The team represented by R. B. Sapre, Ramdas Gupta, B. P. Mhaiskar and S. Venkatraman were placed in Group 3 (the more elite teams were placed in stronger groups). The quartet scored seven wins, drew four and lost six from 17 matches. After this ordinary debut, India missed the next edition and played the next three editions to finish 24th (1960), 28th (1962) and 37th (1964). However, from 1966 to 1978, India did not participate due to several reasons.

Since 1980, India has figured in every edition. The best showing came in Tromso (2014) where the team comprising Parimarjan Negi, S. P. Sethuraman, K. Sasikiran, B. Adhiban and M. R. Lalit Babu returned with a bronze medal.

India made its debut in the women’s section in 1978, when the eighth edition was played in Buenos Aires, and has figured in every subsequent edition. India came the closest to winning the elusive medal in 2012 (Istanbul) when the team consisting of D. Harika, Eesha Karavade, Tania Sachdev, Mary Ann Gomes and Soumya Swaminathan finished fourth.

India has produced some sterling individual performances, winning 10 medals on various boards in the two categories. Dibyendu Barua (1990) and Padmini Rout (2014) have returned with individual gold medals for their performances.

S. Vijayalakshmi is the only Indian to have returned with two silver medals for her top-board performances in 2000 and 2002.

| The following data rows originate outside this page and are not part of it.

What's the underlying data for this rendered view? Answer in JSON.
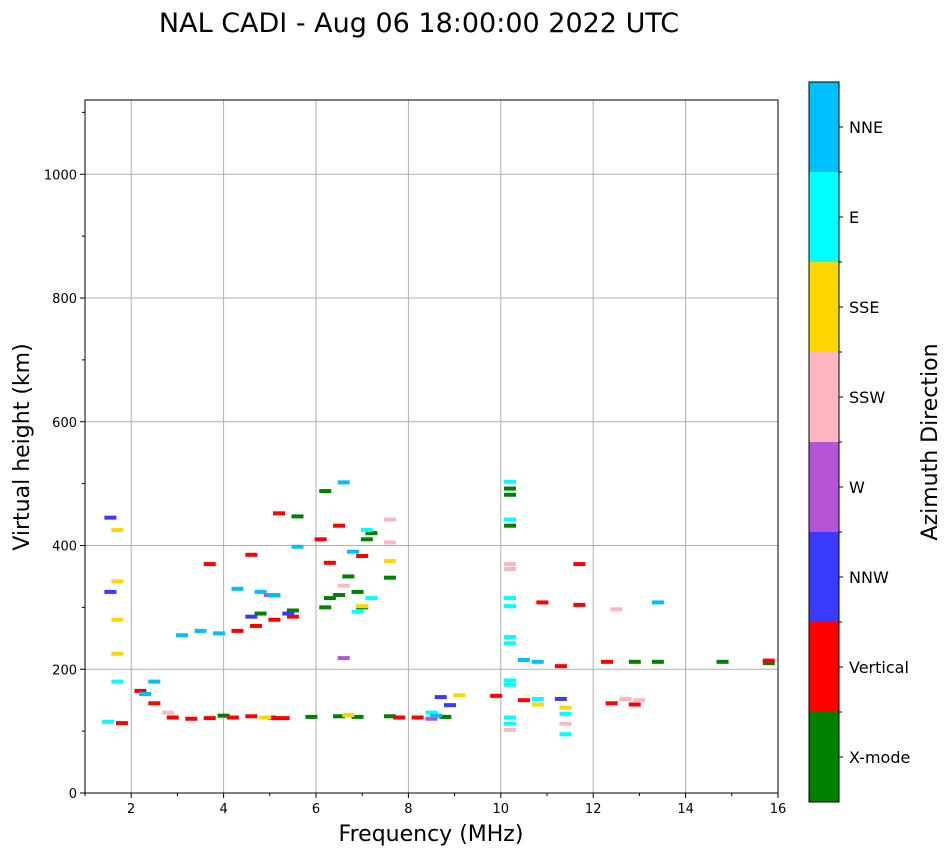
{
  "chart_data": {
    "type": "scatter",
    "title": "NAL CADI - Aug 06 18:00:00 2022 UTC",
    "xlabel": "Frequency (MHz)",
    "ylabel": "Virtual height (km)",
    "xlim": [
      1,
      16
    ],
    "ylim": [
      0,
      1120
    ],
    "xticks": [
      "2",
      "4",
      "6",
      "8",
      "10",
      "12",
      "14",
      "16"
    ],
    "yticks": [
      "0",
      "200",
      "400",
      "600",
      "800",
      "1000"
    ],
    "grid": true,
    "colorbar": {
      "label": "Azimuth Direction",
      "categories": [
        "X-mode",
        "Vertical",
        "NNW",
        "W",
        "SSW",
        "SSE",
        "E",
        "NNE"
      ],
      "colors": [
        "#008000",
        "#ff0000",
        "#3a3aff",
        "#b455d6",
        "#ffb6c1",
        "#ffd700",
        "#00ffff",
        "#00bfff"
      ]
    },
    "series": [
      {
        "name": "X-mode",
        "points": [
          [
            4.0,
            125
          ],
          [
            5.0,
            122
          ],
          [
            5.9,
            123
          ],
          [
            6.5,
            124
          ],
          [
            6.9,
            123
          ],
          [
            7.6,
            124
          ],
          [
            8.8,
            123
          ],
          [
            6.2,
            300
          ],
          [
            6.3,
            315
          ],
          [
            6.5,
            320
          ],
          [
            6.7,
            350
          ],
          [
            6.9,
            325
          ],
          [
            7.0,
            300
          ],
          [
            7.1,
            410
          ],
          [
            7.2,
            420
          ],
          [
            7.6,
            348
          ],
          [
            6.2,
            488
          ],
          [
            10.2,
            482
          ],
          [
            10.2,
            492
          ],
          [
            10.2,
            432
          ],
          [
            12.7,
            152
          ],
          [
            12.9,
            212
          ],
          [
            13.4,
            212
          ],
          [
            14.8,
            212
          ],
          [
            15.8,
            210
          ],
          [
            4.8,
            290
          ],
          [
            5.5,
            295
          ],
          [
            5.6,
            447
          ]
        ]
      },
      {
        "name": "Vertical",
        "points": [
          [
            2.9,
            122
          ],
          [
            3.3,
            120
          ],
          [
            3.7,
            121
          ],
          [
            4.2,
            122
          ],
          [
            4.6,
            124
          ],
          [
            5.1,
            121
          ],
          [
            5.3,
            121
          ],
          [
            7.8,
            122
          ],
          [
            8.2,
            122
          ],
          [
            9.9,
            157
          ],
          [
            10.5,
            150
          ],
          [
            10.9,
            308
          ],
          [
            11.3,
            205
          ],
          [
            11.7,
            370
          ],
          [
            11.7,
            304
          ],
          [
            12.3,
            212
          ],
          [
            12.4,
            145
          ],
          [
            12.9,
            143
          ],
          [
            15.8,
            214
          ],
          [
            4.3,
            262
          ],
          [
            4.7,
            270
          ],
          [
            5.1,
            280
          ],
          [
            5.5,
            285
          ],
          [
            3.7,
            370
          ],
          [
            4.6,
            385
          ],
          [
            5.2,
            452
          ],
          [
            6.1,
            410
          ],
          [
            6.3,
            372
          ],
          [
            6.5,
            432
          ],
          [
            7.0,
            383
          ],
          [
            2.2,
            165
          ],
          [
            2.5,
            145
          ],
          [
            1.8,
            113
          ]
        ]
      },
      {
        "name": "NNW",
        "points": [
          [
            1.55,
            445
          ],
          [
            1.55,
            325
          ],
          [
            4.6,
            285
          ],
          [
            5.4,
            290
          ],
          [
            8.7,
            155
          ],
          [
            8.9,
            142
          ],
          [
            11.3,
            152
          ]
        ]
      },
      {
        "name": "W",
        "points": [
          [
            5.0,
            320
          ],
          [
            6.6,
            218
          ],
          [
            8.5,
            120
          ]
        ]
      },
      {
        "name": "SSW",
        "points": [
          [
            2.8,
            130
          ],
          [
            5.1,
            318
          ],
          [
            6.6,
            335
          ],
          [
            7.6,
            442
          ],
          [
            7.6,
            405
          ],
          [
            10.2,
            370
          ],
          [
            10.2,
            362
          ],
          [
            10.2,
            102
          ],
          [
            11.4,
            112
          ],
          [
            12.5,
            297
          ],
          [
            12.7,
            152
          ],
          [
            13.0,
            150
          ]
        ]
      },
      {
        "name": "SSE",
        "points": [
          [
            1.7,
            425
          ],
          [
            1.7,
            342
          ],
          [
            1.7,
            280
          ],
          [
            1.7,
            225
          ],
          [
            4.9,
            122
          ],
          [
            6.7,
            126
          ],
          [
            7.0,
            302
          ],
          [
            7.6,
            375
          ],
          [
            9.1,
            158
          ],
          [
            10.8,
            143
          ],
          [
            11.4,
            138
          ]
        ]
      },
      {
        "name": "E",
        "points": [
          [
            1.5,
            115
          ],
          [
            1.7,
            180
          ],
          [
            6.9,
            293
          ],
          [
            7.2,
            315
          ],
          [
            7.1,
            425
          ],
          [
            8.5,
            130
          ],
          [
            10.2,
            503
          ],
          [
            10.2,
            442
          ],
          [
            10.2,
            315
          ],
          [
            10.2,
            302
          ],
          [
            10.2,
            252
          ],
          [
            10.2,
            242
          ],
          [
            10.2,
            182
          ],
          [
            10.2,
            175
          ],
          [
            10.2,
            122
          ],
          [
            10.2,
            112
          ],
          [
            10.8,
            152
          ],
          [
            11.4,
            95
          ],
          [
            11.4,
            128
          ]
        ]
      },
      {
        "name": "NNE",
        "points": [
          [
            3.1,
            255
          ],
          [
            3.5,
            262
          ],
          [
            3.9,
            258
          ],
          [
            4.3,
            330
          ],
          [
            4.8,
            325
          ],
          [
            5.1,
            320
          ],
          [
            5.6,
            398
          ],
          [
            6.6,
            502
          ],
          [
            6.8,
            390
          ],
          [
            8.6,
            125
          ],
          [
            10.5,
            215
          ],
          [
            10.8,
            212
          ],
          [
            13.4,
            308
          ],
          [
            2.5,
            180
          ],
          [
            2.3,
            160
          ]
        ]
      }
    ]
  }
}
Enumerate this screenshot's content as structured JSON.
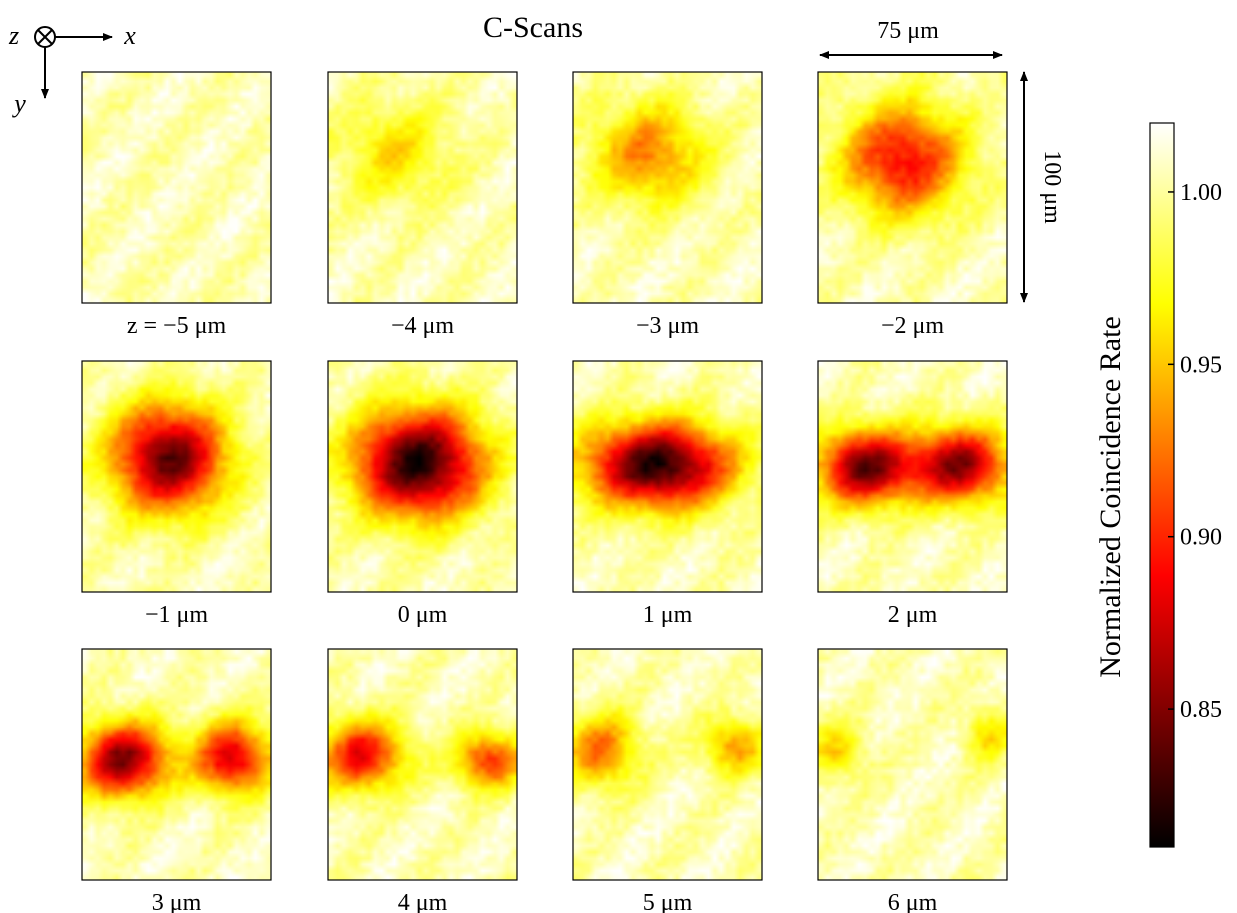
{
  "title": "C-Scans",
  "axes": {
    "x": "x",
    "y": "y",
    "z": "z"
  },
  "scale": {
    "width_label": "75 μm",
    "height_label": "100 μm"
  },
  "colorbar": {
    "label": "Normalized Coincidence Rate",
    "range": [
      0.81,
      1.02
    ],
    "ticks": [
      0.85,
      0.9,
      0.95,
      1.0
    ],
    "tick_labels": [
      "0.85",
      "0.90",
      "0.95",
      "1.00"
    ],
    "colormap": "hot"
  },
  "chart_data": {
    "type": "heatmap",
    "title": "C-Scans",
    "grid": "3x4 small multiples",
    "panels": [
      {
        "label": "z = −5 μm",
        "z_um": -5,
        "min_value": 0.97,
        "blobs": []
      },
      {
        "label": "−4 μm",
        "z_um": -4,
        "min_value": 0.955,
        "blobs": [
          {
            "cx": 0.35,
            "cy": 0.35,
            "rx": 0.3,
            "ry": 0.22,
            "depth": 0.045
          }
        ]
      },
      {
        "label": "−3 μm",
        "z_um": -3,
        "min_value": 0.93,
        "blobs": [
          {
            "cx": 0.4,
            "cy": 0.35,
            "rx": 0.3,
            "ry": 0.22,
            "depth": 0.075
          }
        ]
      },
      {
        "label": "−2 μm",
        "z_um": -2,
        "min_value": 0.89,
        "blobs": [
          {
            "cx": 0.45,
            "cy": 0.38,
            "rx": 0.32,
            "ry": 0.24,
            "depth": 0.115
          }
        ]
      },
      {
        "label": "−1 μm",
        "z_um": -1,
        "min_value": 0.84,
        "blobs": [
          {
            "cx": 0.46,
            "cy": 0.42,
            "rx": 0.3,
            "ry": 0.23,
            "depth": 0.165
          }
        ]
      },
      {
        "label": "0 μm",
        "z_um": 0,
        "min_value": 0.82,
        "blobs": [
          {
            "cx": 0.48,
            "cy": 0.44,
            "rx": 0.34,
            "ry": 0.23,
            "depth": 0.185
          }
        ]
      },
      {
        "label": "1 μm",
        "z_um": 1,
        "min_value": 0.82,
        "blobs": [
          {
            "cx": 0.45,
            "cy": 0.45,
            "rx": 0.38,
            "ry": 0.18,
            "depth": 0.185
          }
        ]
      },
      {
        "label": "2 μm",
        "z_um": 2,
        "min_value": 0.83,
        "blobs": [
          {
            "cx": 0.25,
            "cy": 0.46,
            "rx": 0.25,
            "ry": 0.16,
            "depth": 0.16
          },
          {
            "cx": 0.75,
            "cy": 0.45,
            "rx": 0.26,
            "ry": 0.16,
            "depth": 0.15
          }
        ]
      },
      {
        "label": "3 μm",
        "z_um": 3,
        "min_value": 0.84,
        "blobs": [
          {
            "cx": 0.22,
            "cy": 0.48,
            "rx": 0.24,
            "ry": 0.16,
            "depth": 0.155
          },
          {
            "cx": 0.8,
            "cy": 0.47,
            "rx": 0.2,
            "ry": 0.15,
            "depth": 0.13
          }
        ]
      },
      {
        "label": "4 μm",
        "z_um": 4,
        "min_value": 0.88,
        "blobs": [
          {
            "cx": 0.18,
            "cy": 0.46,
            "rx": 0.22,
            "ry": 0.15,
            "depth": 0.12
          },
          {
            "cx": 0.85,
            "cy": 0.48,
            "rx": 0.18,
            "ry": 0.12,
            "depth": 0.1
          }
        ]
      },
      {
        "label": "5 μm",
        "z_um": 5,
        "min_value": 0.92,
        "blobs": [
          {
            "cx": 0.15,
            "cy": 0.44,
            "rx": 0.2,
            "ry": 0.16,
            "depth": 0.08
          },
          {
            "cx": 0.85,
            "cy": 0.42,
            "rx": 0.16,
            "ry": 0.12,
            "depth": 0.07
          }
        ]
      },
      {
        "label": "6 μm",
        "z_um": 6,
        "min_value": 0.95,
        "blobs": [
          {
            "cx": 0.1,
            "cy": 0.44,
            "rx": 0.15,
            "ry": 0.12,
            "depth": 0.05
          },
          {
            "cx": 0.9,
            "cy": 0.37,
            "rx": 0.12,
            "ry": 0.12,
            "depth": 0.045
          }
        ]
      }
    ]
  }
}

Over the past few editions, in keeping with the growth of Indian chess, the performances in the Olympiads have been consistent. India has kept itself in the hunt for medals in both sections. However, except in 2014, India has not been able to break into the medal bracket. The home edition in 2022 offers India its best chance to win a medal in both sections.